DMARC stands for Domain-based Message Authentication, Reporting and Conformance. DMARC is yet another technology that ISPs and ESPs use to ward off SPAM in addition to SPF and DKIM.

DMARC record is a configuration of a domain record that tells the receiving computer what to do with messages if they are coming from a computer with a different domain compared to the one specified on the “Reply To” field.

For instance, at we configured our DMARC policies such that if someone else sends an email from their computer (which cannot have our domain), but set the Reply To as: “jack.the.intruder@expresspigeon.com”, then the accepting computer should report this incident to us.
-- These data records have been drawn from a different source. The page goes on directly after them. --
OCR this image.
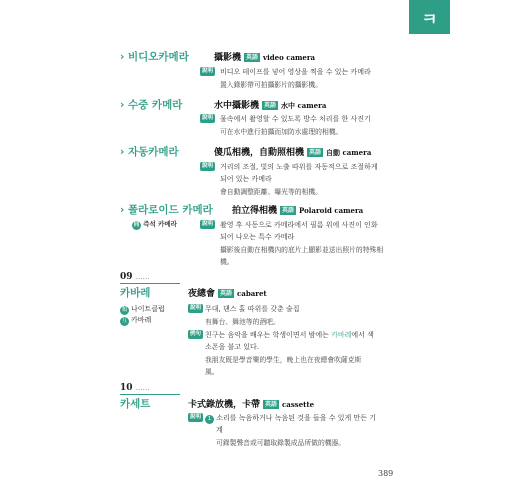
ㅋ
› 비디오카메라	攝影機 英語 video camera
說明 비디오 테이프를 넣어 영상을 찍을 수 있는 카메라
置入錄影帶可拍攝影片的攝影機。
› 수중 카메라	水中攝影機 英語 水中 camera
說明 물속에서 촬영할 수 있도록 방수 처리를 한 사진기
可在水中進行拍攝而加防水處理的相機。
› 자동카메라	傻瓜相機，自動照相機 英語 自動 camera
說明 거리의 조절, 빛의 노출 따위를 자동적으로 조절하게
되어 있는 카메라
會自動調整距離、曝光等的相機。
› 폴라로이드 카메라 拍立得相機 英語 Polaroid camera
同 즉석 카메라	說明 촬영 후 사동으로 카메라에서 필름 위에 사진이 인화
되어 나오는 특수 카메라
攝影後自動在相機內的底片上顯影並送出照片的特殊相
機。
09 ……
카바레	夜總會 英語 cabaret
類 나이트클럽
互 카바레
說明 무대, 댄스 홀 따위를 갖춘 술집
有舞台、舞池等的酒吧。
例句 친구는 음악을 배우는 학생이면서 밤에는 카바레에서 색
소폰을 불고 있다.
我朋友既是學音樂的學生，晚上也在夜總會吹薩克斯
風。
10 ……
카세트	卡式錄放機，卡帶 英語 cassette
說明	1 소리를 녹음하거나 녹음된 것을 들을 수 있게 만든 기
계
可錄製聲音或可聽取錄製成品所做的機器。
389
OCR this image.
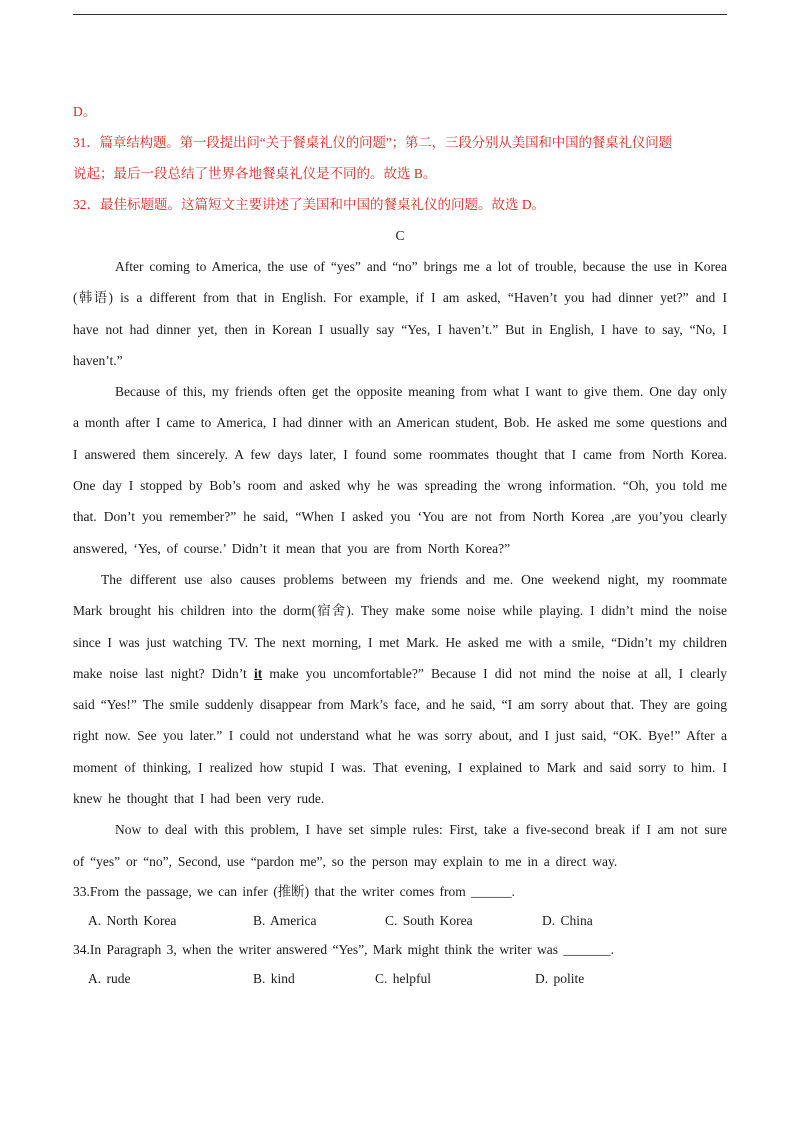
D。

31．篇章结构题。第一段提出问“关于餐桌礼仪的问题”；第二，三段分别从美国和中国的餐桌礼仪问题

说起；最后一段总结了世界各地餐桌礼仪是不同的。故选 B。

32．最佳标题题。这篇短文主要讲述了美国和中国的餐桌礼仪的问题。故选 D。

C

After coming to America, the use of “yes” and “no” brings me a lot of trouble, because the use in Korea (韩语) is a different from that in English. For example, if I am asked, “Haven’t you had dinner yet?” and I have not had dinner yet, then in Korean I usually say “Yes, I haven’t.” But in English, I have to say, “No, I haven’t.”

Because of this, my friends often get the opposite meaning from what I want to give them. One day only a month after I came to America, I had dinner with an American student, Bob. He asked me some questions and I answered them sincerely. A few days later, I found some roommates thought that I came from North Korea. One day I stopped by Bob’s room and asked why he was spreading the wrong information. “Oh, you told me that. Don’t you remember?” he said, “When I asked you ‘You are not from North Korea ,are you’you clearly answered, ‘Yes, of course.’ Didn’t it mean that you are from North Korea?”

The different use also causes problems between my friends and me. One weekend night, my roommate Mark brought his children into the dorm(宿舍). They make some noise while playing. I didn’t mind the noise since I was just watching TV. The next morning, I met Mark. He asked me with a smile, “Didn’t my children make noise last night? Didn’t it make you uncomfortable?” Because I did not mind the noise at all, I clearly said “Yes!” The smile suddenly disappear from Mark’s face, and he said, “I am sorry about that. They are going right now. See you later.” I could not understand what he was sorry about, and I just said, “OK. Bye!” After a moment of thinking, I realized how stupid I was. That evening, I explained to Mark and said sorry to him. I knew he thought that I had been very rude.

Now to deal with this problem, I have set simple rules: First, take a five-second break if I am not sure of “yes” or “no”, Second, use “pardon me”, so the person may explain to me in a direct way.

33.From the passage, we can infer (推断) that the writer comes from ______.

A. North Korea	B. America	C. South Korea	D. China

34.In Paragraph 3, when the writer answered “Yes”, Mark might think the writer was _______.

A. rude	B. kind	C. helpful	D. polite
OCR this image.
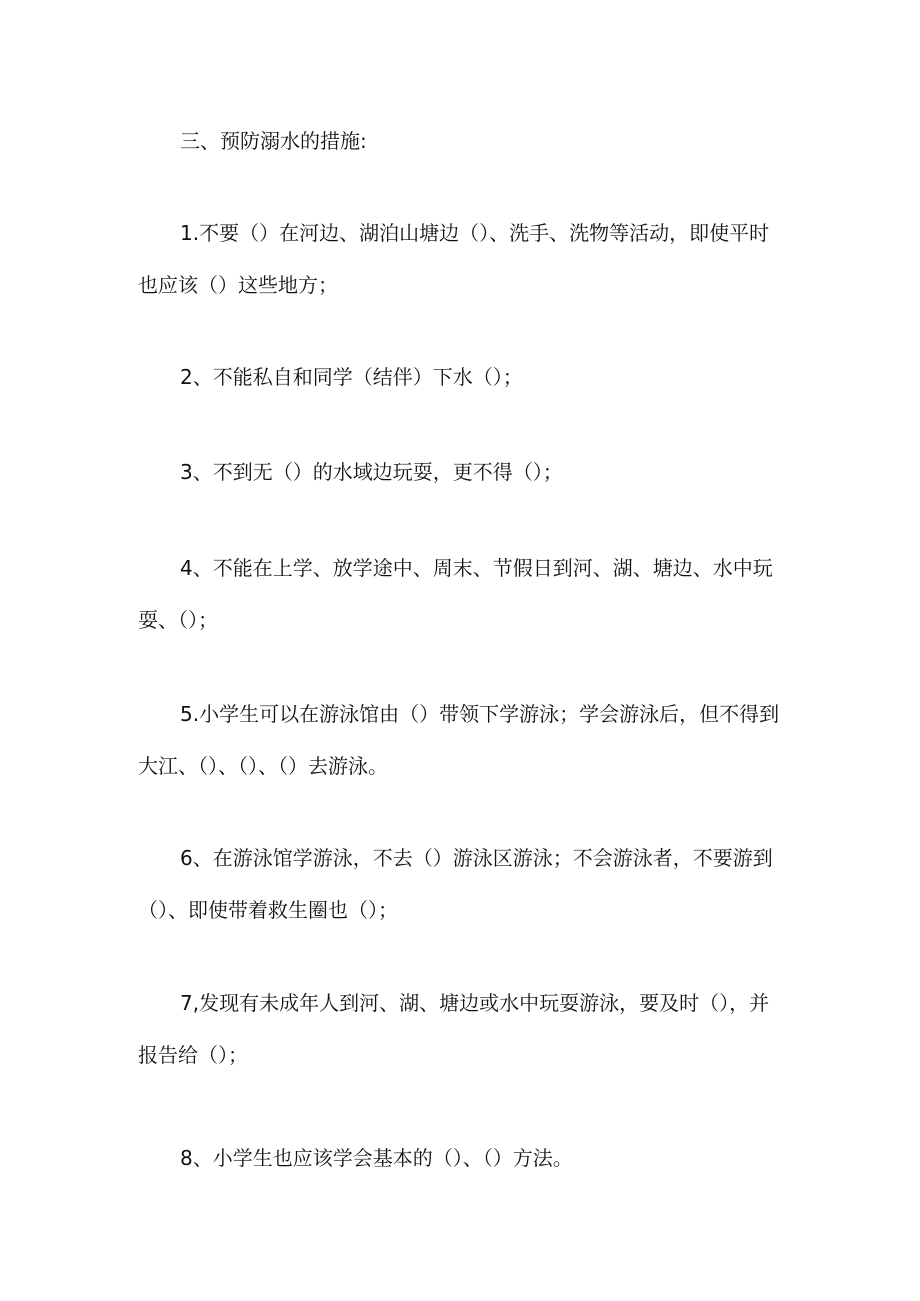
三、预防溺水的措施:
1.不要（）在河边、湖泊山塘边（）、洗手、洗物等活动，即使平时也应该（）这些地方；
2、不能私自和同学（结伴）下水（）；
3、不到无（）的水域边玩耍，更不得（）；
4、不能在上学、放学途中、周末、节假日到河、湖、塘边、水中玩耍、（）；
5.小学生可以在游泳馆由（）带领下学游泳；学会游泳后，但不得到大江、（）、（）、（）去游泳。
6、在游泳馆学游泳，不去（）游泳区游泳；不会游泳者，不要游到（）、即使带着救生圈也（）；
7,发现有未成年人到河、湖、塘边或水中玩耍游泳，要及时（），并报告给（）；
8、小学生也应该学会基本的（）、（）方法。
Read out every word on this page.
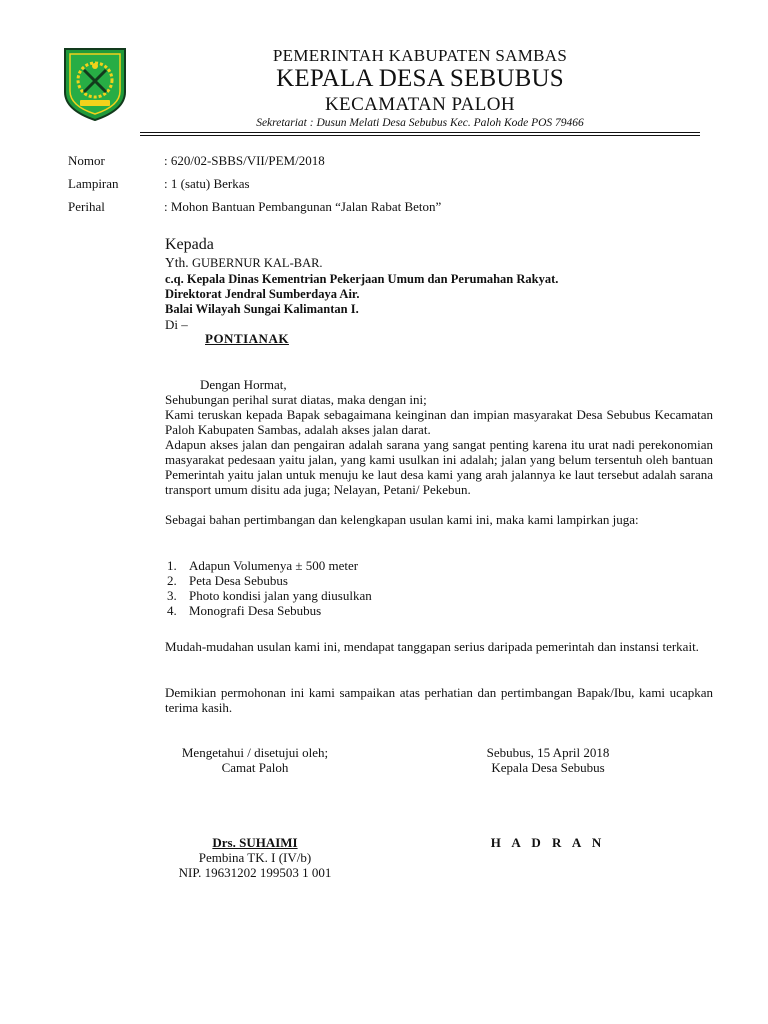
PEMERINTAH KABUPATEN SAMBAS
KEPALA DESA SEBUBUS
KECAMATAN PALOH
Sekretariat : Dusun Melati Desa Sebubus Kec. Paloh Kode POS 79466
Nomor	: 620/02-SBBS/VII/PEM/2018
Lampiran	: 1 (satu) Berkas
Perihal	: Mohon Bantuan Pembangunan “Jalan Rabat Beton”
Kepada
Yth. GUBERNUR KAL-BAR.
c.q. Kepala Dinas Kementrian Pekerjaan Umum dan Perumahan Rakyat.
Direktorat Jendral Sumberdaya Air.
Balai Wilayah Sungai Kalimantan I.
Di –
PONTIANAK
Dengan Hormat,
Sehubungan perihal surat diatas, maka dengan ini;
Kami teruskan kepada Bapak sebagaimana keinginan dan impian masyarakat Desa Sebubus Kecamatan Paloh Kabupaten Sambas, adalah akses jalan darat.
Adapun akses jalan dan pengairan adalah sarana yang sangat penting karena itu urat nadi perekonomian masyarakat pedesaan yaitu jalan, yang kami usulkan ini adalah; jalan yang belum tersentuh oleh bantuan Pemerintah yaitu jalan untuk menuju ke laut desa kami yang arah jalannya ke laut tersebut adalah sarana transport umum disitu ada juga; Nelayan, Petani/ Pekebun.
Sebagai bahan pertimbangan dan kelengkapan usulan kami ini, maka kami lampirkan juga:
1. Adapun Volumenya ± 500 meter
2. Peta Desa Sebubus
3. Photo kondisi jalan yang diusulkan
4. Monografi Desa Sebubus
Mudah-mudahan usulan kami ini, mendapat tanggapan serius daripada pemerintah dan instansi terkait.
Demikian permohonan ini kami sampaikan atas perhatian dan pertimbangan Bapak/Ibu, kami ucapkan terima kasih.
Mengetahui / disetujui oleh;
Camat Paloh
Sebubus, 15 April 2018
Kepala Desa Sebubus
Drs. SUHAIMI
Pembina TK. I (IV/b)
NIP. 19631202 199503 1 001
H A D R A N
So far so good? Well DMARC – has been used sparingly for some time. Different companies were doing pretty much the same as us: just reporting these incidents. A lot of companies however, haven’t implemented DMARC.

How does DMARC affect email marketers?

If you are sending emails from your email service providers servers (or if you are using any ESP), and you use your personal Yahoo! (or AOL) email as a “Reply To”, then most ISPs like Microsoft, Google etc will simply reject your emails because Yahoo asked them to!

The solution to this is to use your corporate email address. Yahoo! and AOL logic is easy to understand: they provide free email service to individuals. It is tough to get big volume sending through personal accounts right, and send mass emails through outlook for instance.

If an email address they provide is also used to send mass emails from another ESP, than this is kind of a violation of the agreement on your end (I’m not a lawyer, do not hold my feet to the fire:)). Instead of sending from miketheblogger@yahoo.com, you will have to switch to mike@miketheblogger.com to solve this problem.

Bottom Line

If you are sending mass email on behalf of your company, always use your corporate email for this. If you are a blogger, and represent yourself then take this opportunity to get your own domain and build a better brand for yourself! Happy emailing!